CSIRO’s Data61 SubT team at the DARPA’s Tunnel Circuit event
Data61’s SubT team took part in the DARPA (Defense Advanced Research Projects Agency) Subterranean Challenge Tunnel Event in Pittsburgh, USA on the 15th August. Just before the team took off to the US, we caught up with Fred Pauling, Robotics and Autonomous Systems Group Leader, Data61.
A squad of five autonomous robots and our SubT team represented Australia at DARPA’s (Defense Advanced Research Projects Agency) Subterranean Challenge, a US-based competition that explores new approaches to rapidly map, navigate, and search underground environments.
Together with partners Emesent, a Data61 spin-out, and partner Georgia Institute of Technology, we are the only Australian team participating, and the only team from outside North America to receive up to US$4.5 million in funding across the prestigious three-year challenge to create 3D maps of underground environments.

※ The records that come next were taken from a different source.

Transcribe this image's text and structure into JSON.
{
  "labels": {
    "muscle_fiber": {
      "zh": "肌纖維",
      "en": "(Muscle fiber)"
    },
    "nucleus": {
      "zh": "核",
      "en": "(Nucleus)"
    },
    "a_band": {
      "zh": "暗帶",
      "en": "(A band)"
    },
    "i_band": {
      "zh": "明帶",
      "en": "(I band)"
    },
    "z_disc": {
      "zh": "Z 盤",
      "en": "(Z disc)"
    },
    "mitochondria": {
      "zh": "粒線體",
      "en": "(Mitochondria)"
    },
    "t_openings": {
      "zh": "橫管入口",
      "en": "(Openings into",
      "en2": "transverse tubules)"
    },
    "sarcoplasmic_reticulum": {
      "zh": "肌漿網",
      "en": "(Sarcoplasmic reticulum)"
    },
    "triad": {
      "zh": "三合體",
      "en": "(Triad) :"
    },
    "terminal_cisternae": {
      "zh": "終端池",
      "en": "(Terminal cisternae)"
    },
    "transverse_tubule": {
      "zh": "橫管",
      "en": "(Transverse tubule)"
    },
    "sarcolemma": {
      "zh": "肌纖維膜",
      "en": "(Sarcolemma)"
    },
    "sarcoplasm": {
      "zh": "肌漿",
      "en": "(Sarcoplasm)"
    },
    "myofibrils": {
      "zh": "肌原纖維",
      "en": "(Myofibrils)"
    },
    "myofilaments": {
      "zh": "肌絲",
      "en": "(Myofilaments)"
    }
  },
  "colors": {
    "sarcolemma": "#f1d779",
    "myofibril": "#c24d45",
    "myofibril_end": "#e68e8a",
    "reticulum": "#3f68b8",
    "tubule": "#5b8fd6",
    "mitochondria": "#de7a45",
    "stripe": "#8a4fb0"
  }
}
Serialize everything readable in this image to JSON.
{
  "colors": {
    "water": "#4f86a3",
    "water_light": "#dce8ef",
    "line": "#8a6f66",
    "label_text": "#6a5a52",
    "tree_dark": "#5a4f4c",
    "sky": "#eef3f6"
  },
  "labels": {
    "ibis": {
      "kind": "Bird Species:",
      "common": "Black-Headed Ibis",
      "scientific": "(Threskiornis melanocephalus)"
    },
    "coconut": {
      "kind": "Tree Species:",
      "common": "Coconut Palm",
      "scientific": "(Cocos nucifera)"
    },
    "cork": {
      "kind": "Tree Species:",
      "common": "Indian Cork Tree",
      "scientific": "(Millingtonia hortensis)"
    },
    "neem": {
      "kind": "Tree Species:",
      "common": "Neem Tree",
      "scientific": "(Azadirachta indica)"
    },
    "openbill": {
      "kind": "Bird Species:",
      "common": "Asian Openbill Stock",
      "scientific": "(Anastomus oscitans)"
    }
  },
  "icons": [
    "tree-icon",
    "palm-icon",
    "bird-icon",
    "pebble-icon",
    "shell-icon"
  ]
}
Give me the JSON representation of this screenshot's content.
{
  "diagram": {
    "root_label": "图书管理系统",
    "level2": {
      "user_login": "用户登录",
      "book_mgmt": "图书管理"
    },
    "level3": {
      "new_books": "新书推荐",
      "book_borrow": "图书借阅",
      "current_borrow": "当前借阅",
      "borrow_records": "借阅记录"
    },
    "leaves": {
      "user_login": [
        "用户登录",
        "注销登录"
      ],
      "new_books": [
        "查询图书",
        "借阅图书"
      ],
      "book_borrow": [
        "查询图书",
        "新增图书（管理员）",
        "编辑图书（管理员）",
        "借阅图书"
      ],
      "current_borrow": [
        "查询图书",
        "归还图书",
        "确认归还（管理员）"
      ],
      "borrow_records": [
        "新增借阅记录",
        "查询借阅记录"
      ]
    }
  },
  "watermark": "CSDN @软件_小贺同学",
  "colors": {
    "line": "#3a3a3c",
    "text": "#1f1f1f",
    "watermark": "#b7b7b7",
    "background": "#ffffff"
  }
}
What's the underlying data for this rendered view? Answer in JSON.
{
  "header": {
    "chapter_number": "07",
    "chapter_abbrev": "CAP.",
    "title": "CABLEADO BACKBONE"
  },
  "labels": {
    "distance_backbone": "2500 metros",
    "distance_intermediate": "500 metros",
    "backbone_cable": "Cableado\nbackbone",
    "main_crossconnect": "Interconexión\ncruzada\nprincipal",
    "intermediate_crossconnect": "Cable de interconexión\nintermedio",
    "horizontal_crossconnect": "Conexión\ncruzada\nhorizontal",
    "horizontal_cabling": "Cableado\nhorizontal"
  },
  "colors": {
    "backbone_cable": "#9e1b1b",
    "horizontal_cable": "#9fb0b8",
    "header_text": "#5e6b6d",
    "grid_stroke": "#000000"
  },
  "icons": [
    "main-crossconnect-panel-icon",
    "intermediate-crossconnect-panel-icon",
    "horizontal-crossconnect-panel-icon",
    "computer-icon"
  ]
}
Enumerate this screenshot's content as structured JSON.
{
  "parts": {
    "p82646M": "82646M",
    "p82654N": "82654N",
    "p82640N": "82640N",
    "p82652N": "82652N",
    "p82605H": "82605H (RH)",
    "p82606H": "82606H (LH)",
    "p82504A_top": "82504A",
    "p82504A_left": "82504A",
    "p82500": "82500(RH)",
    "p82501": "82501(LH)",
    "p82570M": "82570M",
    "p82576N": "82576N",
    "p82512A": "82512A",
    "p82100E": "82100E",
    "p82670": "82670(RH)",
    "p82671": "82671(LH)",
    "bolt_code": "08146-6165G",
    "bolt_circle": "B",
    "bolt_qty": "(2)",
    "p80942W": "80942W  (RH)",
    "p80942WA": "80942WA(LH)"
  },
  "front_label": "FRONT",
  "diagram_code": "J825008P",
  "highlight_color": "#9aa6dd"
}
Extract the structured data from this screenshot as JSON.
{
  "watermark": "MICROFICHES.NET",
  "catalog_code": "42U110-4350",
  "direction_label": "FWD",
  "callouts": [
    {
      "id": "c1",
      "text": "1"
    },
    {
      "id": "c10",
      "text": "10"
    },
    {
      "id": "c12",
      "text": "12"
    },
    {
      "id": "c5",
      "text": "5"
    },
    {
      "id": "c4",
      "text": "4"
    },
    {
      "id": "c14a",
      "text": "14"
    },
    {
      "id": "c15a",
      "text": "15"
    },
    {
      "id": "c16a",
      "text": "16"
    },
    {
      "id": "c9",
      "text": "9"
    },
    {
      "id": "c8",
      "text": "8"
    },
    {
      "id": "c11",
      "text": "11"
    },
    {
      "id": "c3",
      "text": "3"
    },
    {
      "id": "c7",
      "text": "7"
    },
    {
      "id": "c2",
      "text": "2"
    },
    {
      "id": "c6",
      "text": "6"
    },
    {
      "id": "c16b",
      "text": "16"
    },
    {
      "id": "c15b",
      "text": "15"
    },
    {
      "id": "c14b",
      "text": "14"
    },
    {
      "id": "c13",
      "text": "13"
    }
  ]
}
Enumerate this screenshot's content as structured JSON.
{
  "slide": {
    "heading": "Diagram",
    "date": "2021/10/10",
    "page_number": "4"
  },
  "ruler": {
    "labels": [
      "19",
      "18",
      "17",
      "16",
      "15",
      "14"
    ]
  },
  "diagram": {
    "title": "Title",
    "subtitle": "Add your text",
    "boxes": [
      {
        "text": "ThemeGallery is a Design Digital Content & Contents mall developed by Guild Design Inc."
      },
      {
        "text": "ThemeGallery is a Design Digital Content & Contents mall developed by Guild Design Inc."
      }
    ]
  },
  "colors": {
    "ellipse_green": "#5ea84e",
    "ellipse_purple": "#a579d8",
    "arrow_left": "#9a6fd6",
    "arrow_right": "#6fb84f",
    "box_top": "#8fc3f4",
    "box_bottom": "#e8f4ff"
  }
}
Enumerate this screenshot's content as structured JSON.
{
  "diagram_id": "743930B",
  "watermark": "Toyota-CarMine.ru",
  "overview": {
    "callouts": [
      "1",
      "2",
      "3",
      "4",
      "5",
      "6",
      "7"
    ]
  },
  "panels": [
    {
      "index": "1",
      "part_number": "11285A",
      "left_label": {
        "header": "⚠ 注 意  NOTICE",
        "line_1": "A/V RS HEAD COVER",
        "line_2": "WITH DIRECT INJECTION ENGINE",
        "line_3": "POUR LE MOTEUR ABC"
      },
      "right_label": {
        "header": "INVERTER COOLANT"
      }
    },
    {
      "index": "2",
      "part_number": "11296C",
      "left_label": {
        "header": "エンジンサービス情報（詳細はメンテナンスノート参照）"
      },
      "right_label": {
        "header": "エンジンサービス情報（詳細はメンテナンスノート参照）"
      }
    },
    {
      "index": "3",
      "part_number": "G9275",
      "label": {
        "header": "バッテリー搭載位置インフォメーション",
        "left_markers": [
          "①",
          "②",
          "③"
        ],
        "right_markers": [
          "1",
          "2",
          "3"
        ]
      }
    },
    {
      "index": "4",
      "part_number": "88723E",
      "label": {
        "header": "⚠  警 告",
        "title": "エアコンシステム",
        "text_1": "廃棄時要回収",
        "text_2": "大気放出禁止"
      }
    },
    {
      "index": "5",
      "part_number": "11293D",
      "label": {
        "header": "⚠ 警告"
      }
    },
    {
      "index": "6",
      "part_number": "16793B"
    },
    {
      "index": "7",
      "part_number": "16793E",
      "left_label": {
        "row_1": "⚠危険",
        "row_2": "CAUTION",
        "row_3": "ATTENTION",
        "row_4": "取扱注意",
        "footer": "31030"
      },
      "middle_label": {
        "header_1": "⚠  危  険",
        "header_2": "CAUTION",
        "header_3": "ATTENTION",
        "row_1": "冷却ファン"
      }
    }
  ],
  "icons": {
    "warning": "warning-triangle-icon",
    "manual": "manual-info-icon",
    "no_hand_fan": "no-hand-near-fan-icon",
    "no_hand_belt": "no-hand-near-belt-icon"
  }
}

“We are very proud to fly the flag for Australia and represent CSIRO’s Data61,” said Fred Pauling, Robotics and Autonomous Systems Group Leader. “This challenge has a global profile and it’s a great opportunity to raise awareness of the work that we do.”
The Data61 SubT team’s robots, most of which are Australian made, will compete in the Tunnel Circuit event between 15-22 August against nine other international teams. For the first time, the Australian robots will work as a collective, building and sharing 3D maps with one another, as well as exploring underground environments without human assistance in GPS-denied environments.
“The Tunnel Circuit Event will be a challenging course for the robots to go into,” said Fred. “It will essentially be an abandoned coal mine where we will deploy a team of robots to go into that environment and rapidly map and explore the tunnels.
“We will be competing alongside six other funded teams and four self-funded teams during the event, so there will be a lot of activity,” he continued. “We’ll need a solid team of people on the ground to ensure we compete effectively, so it’s great that we’ll be joined by our colleagues at Emesent and Georgia Tech.”
Two new additional vehicles, a BIA5 Titan, built by QLD-based company BIA5 and currently used by the QLD police, and our proprietary Hexapod system, Bruce, have been qualified for the event and will compete in this track.
Over the next two years, teams will compete in three preliminary circuit events and a final integrated challenge course.
The final event, planned for 2021, will compete for up to USD$2 million and put teams to the test with courses that incorporate diverse challenges from three environments, including tunnel systems, urban underground and cave networks.
Beyond the competition, the technology developed has a myriad of applications.
The robotics and network technology can help human first responders in understanding and exploring hazardous underground environments, such as collapsed buildings or subway accidents, without the need of sending people to risk their lives.
More broadly, 3D mapping, sensing and remote operations can be adopted across a range of industries, including mining, transport, building and construction, and agriculture.
“I can see a lot of collaboration opportunities across CSIRO around the technology we are developing for this challenge,” said Fred. “Some of the work that is happening in the Active Integrated Matter (AIM) FSP around advanced materials cross-pollinate into this challenge.
For example, designing robots that are better suited to operating harsh environments. We are keen to collaborate with our colleagues in Minerals as well to better understand the deployment scenarios in the context of the mining industry.”
Taking it even further, the technology can have applications in space, such as human colonisation and utilisation of the Moon or Mars’ resources. Possibilities are limitless. For now, we’ll focus on winning the Tunnel Circuit Event and making Australia proud. Good luck to the team!